A Phase 2 clinical trial NCT01468311 investigating the use of radio-labelled daclizumab as part of the immunosuppressive conditioning regimen in preparation for stem cell transplant in Hodgkin's lymphoma patients was suspended before completion.

Daclizumab beta (BIIB019, produced in a high yield process) is being evaluated in Phase 2I clinical trial for relapsing-remitting multiple sclerosis (MS). Click here to view these Phase 2I trials at ClinicalTrials.gov. Pharmacokinetics of daclizumab beta are published in [3]. In May 2016, the US FDA approved the once-monthly daclizumab injection, Zinbryta® (which contains daclizumab beta) for the treatment of patients with relapsing forms of MS, but is only to be used for patients who have had an inadequate response to two or more MS drugs.

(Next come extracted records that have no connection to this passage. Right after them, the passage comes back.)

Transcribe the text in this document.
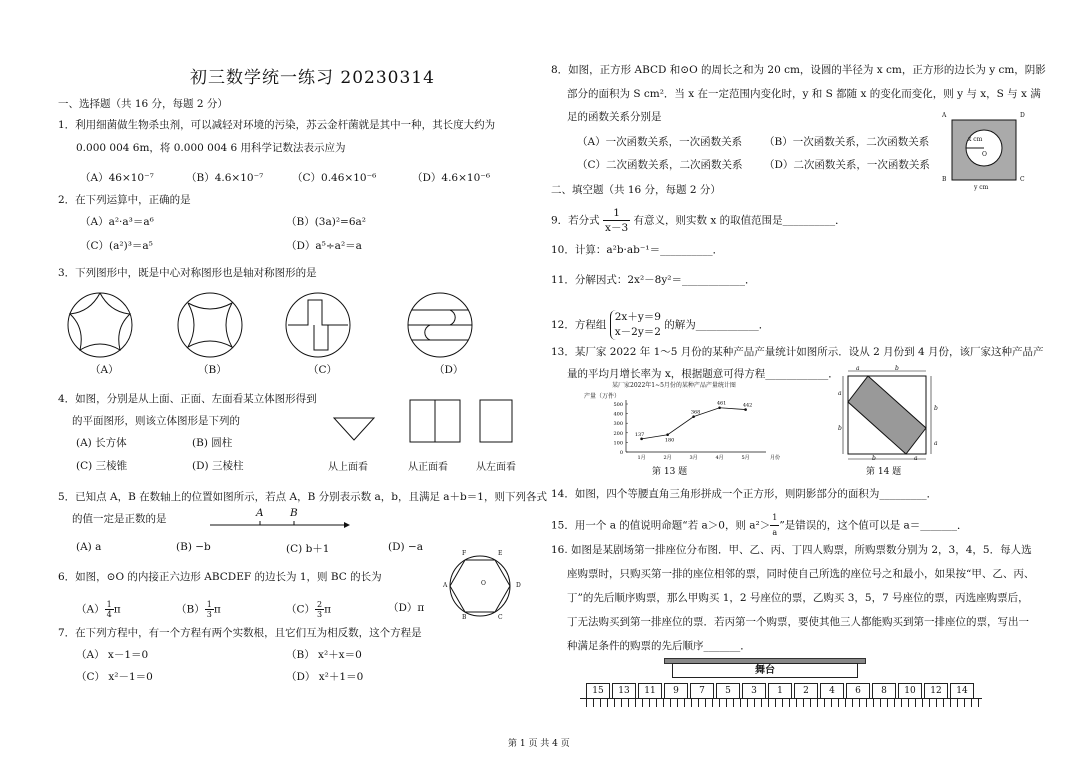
初三数学统一练习 20230314
一、选择题（共 16 分，每题 2 分）
1．利用细菌做生物杀虫剂，可以减轻对环境的污染，苏云金杆菌就是其中一种，其长度大约为
0.000 004 6m，将 0.000 004 6 用科学记数法表示应为
（A）46×10⁻⁷	（B）4.6×10⁻⁷	（C）0.46×10⁻⁶	（D）4.6×10⁻⁶
2．在下列运算中，正确的是
（A）a²·a³＝a⁶	（B）(3a)²=6a²
（C）(a²)³＝a⁵	（D）a⁵÷a²＝a
3．下列图形中，既是中心对称图形也是轴对称图形的是
（A）	（B）	（C）	（D）
4．如图，分别是从上面、正面、左面看某立体图形得到
的平面图形，则该立体图形是下列的
(A) 长方体	(B) 圆柱
(C) 三棱锥	(D) 三棱柱	从上面看	从正面看	从左面看
5．已知点 A，B 在数轴上的位置如图所示，若点 A，B 分别表示数 a，b，且满足 a＋b＝1，则下列各式
的值一定是正数的是	A	B
(A) a	(B) −b	(C) b＋1	(D) −a
6．如图，⊙O 的内接正六边形 ABCDEF 的边长为 1，则 BC 的长为
F	E
A	D
B	C
O
$(A) \frac{1}{4}$ π	$(B) \frac{1}{3}$ π	$(C) \frac{2}{3}$ π	（D）π
7．在下列方程中，有一个方程有两个实数根，且它们互为相反数，这个方程是
（A） x－1＝0	（B） x²＋x＝0
（C） x²－1＝0	（D） x²＋1＝0
8．如图，正方形 ABCD 和⊙O 的周长之和为 20 cm，设圆的半径为 x cm，正方形的边长为 y cm，阴影
部分的面积为 S cm²．当 x 在一定范围内变化时，y 和 S 都随 x 的变化而变化，则 y 与 x，S 与 x 满
足的函数关系分别是
（A）一次函数关系，一次函数关系 （B）一次函数关系，二次函数关系
（C）二次函数关系，二次函数关系 （D）二次函数关系，一次函数关系
A	D
B	C
x cm
O
y cm
二、填空题（共 16 分，每题 2 分）
9．若分式 $\frac{1}{x-3}$ 有意义，则实数 x 的取值范围是__________．
10．计算：a²b·ab⁻¹＝__________．
11．分解因式：2x²－8y²＝____________．
12．方程组
2x＋y＝9
x－2y＝2
的解为____________．
13．某厂家 2022 年 1～5 月份的某种产品产量统计如图所示．设从 2 月份到 4 月份，该厂家这种产品产
量的平均月增长率为 x，根据题意可得方程____________．
某厂家2022年1~5月份的某种产品产量统计图
产量（万件）
0
100
200
300
400
500
1月	2月	3月	4月	5月	月份
137
180
368
461	442
第 13 题
a	b
b	a
a
b
b
a
第 14 题
14．如图，四个等腰直角三角形拼成一个正方形，则阴影部分的面积为_________．
15．用一个 a 的值说明命题“若 a＞0，则 $a^2> \frac{1}{a}$ ”是错误的，这个值可以是 a＝_______．
16. 如图是某剧场第一排座位分布图．甲、乙、丙、丁四人购票，所购票数分别为 2，3，4，5．每人选
座购票时，只购买第一排的座位相邻的票，同时使自己所选的座位号之和最小，如果按“甲、乙、丙、
丁”的先后顺序购票，那么甲购买 1，2 号座位的票，乙购买 3，5，7 号座位的票，丙选座购票后，
丁无法购买到第一排座位的票．若丙第一个购票，要使其他三人都能购买到第一排座位的票，写出一
种满足条件的购票的先后顺序_______．
舞台
15	13	11	9	7	5	3	1	2	4	6	8	10	12	14
第 1 页 共 4 页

Mechanism Of Action and Pharmacodynamic Effects Click here for help
Abrogates the critical cellular immune response involved in allograft rejection by binding the CD25 subunit of the IL-2 receptor complex, preventing IL-2 binding and thereby inhibiting IL-2-mediated activation of lymphocytes.

In relapsing-remitting MS aberrant CD25 expression and abnormal activation of immune cells underlies the pathological demyelination of nerves. Daclizumab beta binding to CD25 is predicted to normalize immune cell activity, slowing the progress of the disease and reducing relapses [1].